Problems Omega owners may encounter include faulty central locking solenoids, faulty clips on the window regulators, leaky heater valves, and engine management warning lights coming on, usually as a result of a busted air flow meter. If the MOT-spotted oil leak is around the block, it's most likely the 'double washer' seal that needs replacing, although the cam covers are another known weak spot. The suspension comes under a lot of pressure so you should budget for new wishbones every 100k or so.

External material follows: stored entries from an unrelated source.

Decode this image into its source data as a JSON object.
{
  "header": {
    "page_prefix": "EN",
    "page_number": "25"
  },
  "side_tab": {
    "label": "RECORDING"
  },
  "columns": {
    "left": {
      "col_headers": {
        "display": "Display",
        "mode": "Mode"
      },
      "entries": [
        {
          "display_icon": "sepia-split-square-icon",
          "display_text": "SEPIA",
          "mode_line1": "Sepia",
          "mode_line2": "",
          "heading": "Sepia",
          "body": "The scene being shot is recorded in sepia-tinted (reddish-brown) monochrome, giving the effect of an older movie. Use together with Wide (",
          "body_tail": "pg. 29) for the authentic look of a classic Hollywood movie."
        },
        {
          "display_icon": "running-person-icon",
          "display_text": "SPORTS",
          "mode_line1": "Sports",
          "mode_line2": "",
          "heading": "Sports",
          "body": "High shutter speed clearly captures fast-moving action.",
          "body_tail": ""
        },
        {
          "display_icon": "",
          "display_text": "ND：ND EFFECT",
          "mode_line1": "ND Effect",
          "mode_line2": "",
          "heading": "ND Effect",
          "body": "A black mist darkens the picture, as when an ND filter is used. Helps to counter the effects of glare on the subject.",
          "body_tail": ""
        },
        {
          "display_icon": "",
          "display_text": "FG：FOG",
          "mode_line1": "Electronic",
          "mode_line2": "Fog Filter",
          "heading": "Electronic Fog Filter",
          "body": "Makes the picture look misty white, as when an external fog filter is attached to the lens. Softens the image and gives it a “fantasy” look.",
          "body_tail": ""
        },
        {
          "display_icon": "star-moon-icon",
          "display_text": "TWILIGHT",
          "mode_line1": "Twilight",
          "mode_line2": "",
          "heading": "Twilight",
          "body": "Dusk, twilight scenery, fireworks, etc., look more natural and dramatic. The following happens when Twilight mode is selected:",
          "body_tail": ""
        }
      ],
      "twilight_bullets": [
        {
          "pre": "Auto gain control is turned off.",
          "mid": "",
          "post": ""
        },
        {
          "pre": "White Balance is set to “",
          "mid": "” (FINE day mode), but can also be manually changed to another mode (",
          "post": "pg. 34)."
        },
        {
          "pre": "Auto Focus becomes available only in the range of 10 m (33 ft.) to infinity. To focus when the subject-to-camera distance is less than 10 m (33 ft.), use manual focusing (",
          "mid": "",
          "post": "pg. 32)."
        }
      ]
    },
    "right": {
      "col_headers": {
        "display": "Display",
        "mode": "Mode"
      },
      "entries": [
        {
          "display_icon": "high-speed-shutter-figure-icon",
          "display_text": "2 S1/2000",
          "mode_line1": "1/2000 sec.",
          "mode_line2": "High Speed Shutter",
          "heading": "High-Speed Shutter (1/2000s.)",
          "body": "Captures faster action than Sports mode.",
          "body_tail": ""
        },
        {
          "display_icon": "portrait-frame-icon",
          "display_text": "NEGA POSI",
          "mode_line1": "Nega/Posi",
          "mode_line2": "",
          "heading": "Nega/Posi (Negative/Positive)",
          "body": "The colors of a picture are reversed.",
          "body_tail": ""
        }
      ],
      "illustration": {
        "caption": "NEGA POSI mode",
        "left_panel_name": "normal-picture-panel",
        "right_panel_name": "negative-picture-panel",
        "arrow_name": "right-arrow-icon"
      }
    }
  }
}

The Cat C thing mentioned in the ad needn't be a worry. On older cars, Cat C status is usually an uncontroversial consequence of quite small accident repair costs outweighing the value of the vehicle. 2003 - or 2002 if you believe the UK Government - was the last year of Omega registrations. Shed discovered this date anomaly after a lengthy traipse through the website that tells you what your road tax (or whatever it's called now) will be on any given vehicle. Shed has carried out this exercise on this Omega so you don't have to. Assuming he's done it right, which is a big assumption given the state of his eyesight, buying the invisible tax disc for it will cost you £315 a year, or £27 on the monthly drip.
In other old Vauxhall news, you probably knew that the company got its name from its founding location in that south London suburb in 1897. But did you know that Vauxhall (the place) got its name from a likely lad called Falkes de Breauté, who had a hall there in the early 13th century? Falkes' Hall later became Foxhall, which became Vauxhall.
What did de Breauté do for a living? He ran King John's mercenary force. Which brings us back to the Omega copper connection, sort of. You get all this stuff for free you know.